To summarize, VIAject^TM(CE) twist the standard postprandial rise in blood glucose is the fastest acting. By VIAject^TMThe treated patient experienced a decrease in postprandial blood glucose excursions. In contrast, RHI is used with the highest degree of blood glucose excursion, which corresponds to its lowest rate of absorption. VIAject was used compared to Lispro^TMThe change in glucose level (average difference between the highest and lowest values) was significantly smaller, confirming VIAject^TMBetter control of blood glucose in these type 1 diabetic patients.

It will be apparent to those skilled in the art from this disclosure that modifications and variations of the present invention are within the scope of the appended claims.

Claims (13)

1. An injectable insulin composition comprising insulin and an effective amount of a dissolution agent and a zinc chelator to increase uptake and transport of the insulin through epithelial cells as compared to insulin in combination with a zinc chelator and HCl.

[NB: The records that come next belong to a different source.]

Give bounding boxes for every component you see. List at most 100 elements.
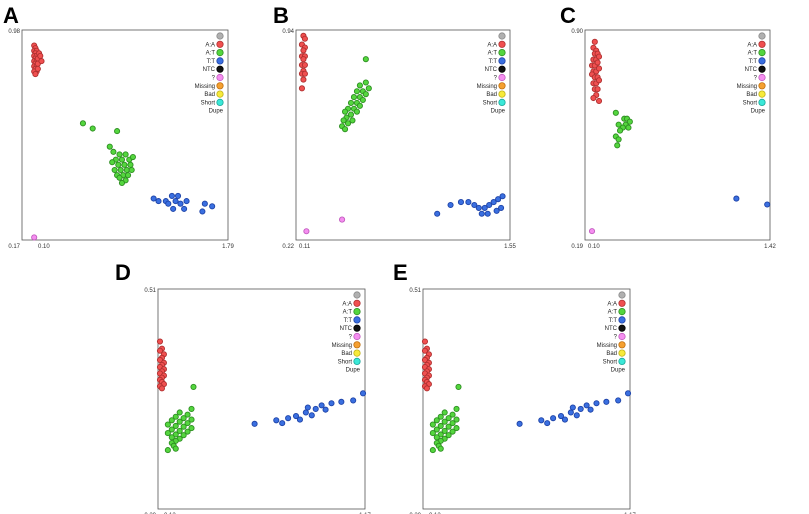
data-point: [587, 406, 594, 413]
data-point: [168, 426, 175, 433]
data-point: [172, 198, 179, 205]
data-point: [499, 193, 506, 200]
data-point: [437, 431, 444, 438]
data-point: [156, 338, 164, 345]
legend-label: ?: [754, 76, 758, 82]
data-point: [612, 109, 619, 116]
legend-marker: [758, 73, 766, 82]
data-point: [490, 199, 497, 206]
data-point: [353, 88, 360, 95]
data-point: [441, 427, 448, 434]
data-point: [486, 201, 493, 209]
data-point: [453, 405, 460, 412]
data-point: [172, 431, 179, 438]
data-point: [615, 397, 622, 404]
legend-label: Dupe: [491, 109, 506, 115]
legend-label: Short: [201, 100, 216, 106]
data-point: [183, 198, 190, 205]
data-point: [340, 117, 347, 124]
plot-frame: [157, 288, 366, 510]
legend-marker: [758, 82, 766, 90]
data-point: [595, 97, 603, 105]
data-point: [583, 402, 590, 409]
data-point: [441, 418, 448, 425]
legend-label: T:T: [489, 59, 498, 65]
data-point: [300, 56, 307, 63]
data-point: [292, 412, 300, 420]
legend-label: NTC: [340, 326, 353, 332]
y-min-label: 0.19: [571, 244, 583, 250]
data-point: [365, 85, 372, 92]
data-point: [106, 143, 113, 150]
legend-marker: [498, 32, 506, 40]
legend-marker: [758, 98, 766, 107]
legend-marker: [353, 341, 361, 349]
data-point: [301, 70, 308, 77]
legend-marker: [758, 90, 766, 98]
legend-marker: [216, 98, 224, 107]
data-point: [158, 385, 165, 392]
data-point: [495, 196, 502, 203]
legend-marker: [498, 40, 506, 48]
data-point: [301, 35, 308, 42]
legend-label: A:A: [607, 301, 617, 307]
data-point: [349, 117, 356, 124]
data-point: [449, 420, 456, 427]
data-point: [116, 151, 123, 158]
data-point: [626, 118, 633, 125]
data-point: [615, 136, 622, 143]
legend-marker: [618, 332, 626, 341]
data-point: [123, 166, 130, 174]
data-point: [421, 356, 429, 364]
legend-label: A:A: [205, 42, 215, 48]
data-point: [155, 198, 162, 205]
data-point: [117, 166, 124, 174]
legend-label: Dupe: [346, 368, 361, 374]
data-point: [176, 418, 183, 425]
data-point: [493, 207, 500, 214]
plot-frame: [21, 29, 229, 241]
data-point: [300, 76, 307, 83]
data-point: [188, 405, 195, 412]
data-point: [423, 385, 430, 392]
legend-marker: [216, 57, 224, 65]
data-point: [172, 413, 179, 420]
legend-marker: [216, 65, 224, 73]
panel-c: C 0.90 0.19 0.10 1.42 A:A A:T T:T NTC? Missing Ba…: [540, 0, 809, 255]
data-point: [32, 71, 39, 78]
data-point: [577, 405, 584, 412]
panel-letter: D: [115, 260, 131, 285]
data-point: [308, 412, 315, 419]
data-point: [339, 216, 346, 223]
panel-a: A 0.98 0.17 0.10 1.79 A:A A:T T:T NTC? Missing Ba…: [0, 0, 270, 255]
data-point: [362, 56, 369, 63]
legend-marker: [353, 291, 361, 299]
data-point: [437, 445, 444, 452]
legend-marker: [216, 90, 224, 98]
x-max-label: 1.55: [504, 244, 516, 250]
legend-marker: [618, 307, 626, 316]
legend-marker: [758, 48, 766, 57]
data-point: [544, 420, 551, 427]
legend-marker: [758, 40, 766, 48]
data-point: [124, 172, 132, 179]
x-min-label: 0.11: [299, 244, 311, 250]
plot-frame: [584, 29, 771, 241]
data-point: [447, 201, 454, 209]
data-point: [471, 201, 478, 209]
data-point: [344, 120, 352, 127]
data-point: [312, 405, 319, 412]
data-point: [625, 124, 632, 131]
legend-label: Missing: [195, 84, 215, 90]
data-point: [122, 151, 129, 158]
data-point: [433, 426, 440, 433]
data-point: [359, 96, 366, 104]
scatter-plot: 0.510.200.121.17A:AA:TT:TNTC?MissingBadS…: [409, 288, 636, 514]
legend-label: Bad: [341, 351, 352, 357]
data-point: [285, 415, 292, 422]
data-point: [164, 447, 171, 454]
data-point: [362, 79, 369, 86]
data-point: [573, 412, 580, 419]
data-point: [251, 420, 258, 427]
data-point: [434, 210, 441, 217]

2. The composition of claim 1, wherein the agent is selected from the group consisting of human insulin and insulin analogs.

3. The composition of claim 2, wherein the agent is human insulin.

4. The composition of claim 1, wherein the chelating agent is selected from the group consisting of ethylenediaminetetraacetic acid (EDTA), EGTA, trisodium citrate (TSC), alginic acid, alpha-lipoic acid, dimercaptosuccinic acid (DMSA), CDTA (1, 2-cyclohexanediaminetetraacetic acid).

5. The composition of claim 4, wherein the chelating agent is ethylenediaminetetraacetic acid (EDTA).

6. The composition of claim 1, wherein the dissolution agent is an acid selected from the group consisting of acetic acid, ascorbic acid, citric acid, glutamic acid, succinic acid, aspartic acid, maleic acid, fumaric acid, and adipic acid.

7. The composition of claim 6, wherein the dissolution agent is citric acid.

8. The composition of claim 1, wherein the chelating agent is present in a concentration range corresponding to 2.42 x 10^-4M to 9.68X 10^-2M EDTA.

9. The composition of claim 1, wherein the concentration of the dissolution agent is in a range corresponding to 9.37 x 10^-4M to 9.37X 10^-2M citric acid.

10. The composition of claim 1, wherein the zinc chelator is EDTA, the dissolution agent is citric acid, and the chelator is present in a concentration range corresponding to 2.42 x 10^-4M to 9.68X 10^-2M EDTA, in a concentration range corresponding to 9.37X 10^-4M to 9.37X 10^-2M citric acid.

11. The composition of claim 1, wherein the insulin is disposed in a first container in the form of a dry powder and the at least one of a chelator and dissolution agent is disposed in a second container comprising a diluent.

12. The composition of claim 1, provided in the form of a frozen pharmaceutically acceptable medicament for the treatment of diabetes.

13. A method of treating a diabetic individual, the method comprising injecting an effective amount of an injectable insulin composition comprising insulin and an effective amount of a dissolution agent and a zinc chelator to increase uptake and transport of the insulin through epithelial cells as compared to insulin in combination with a zinc chelator and HCl.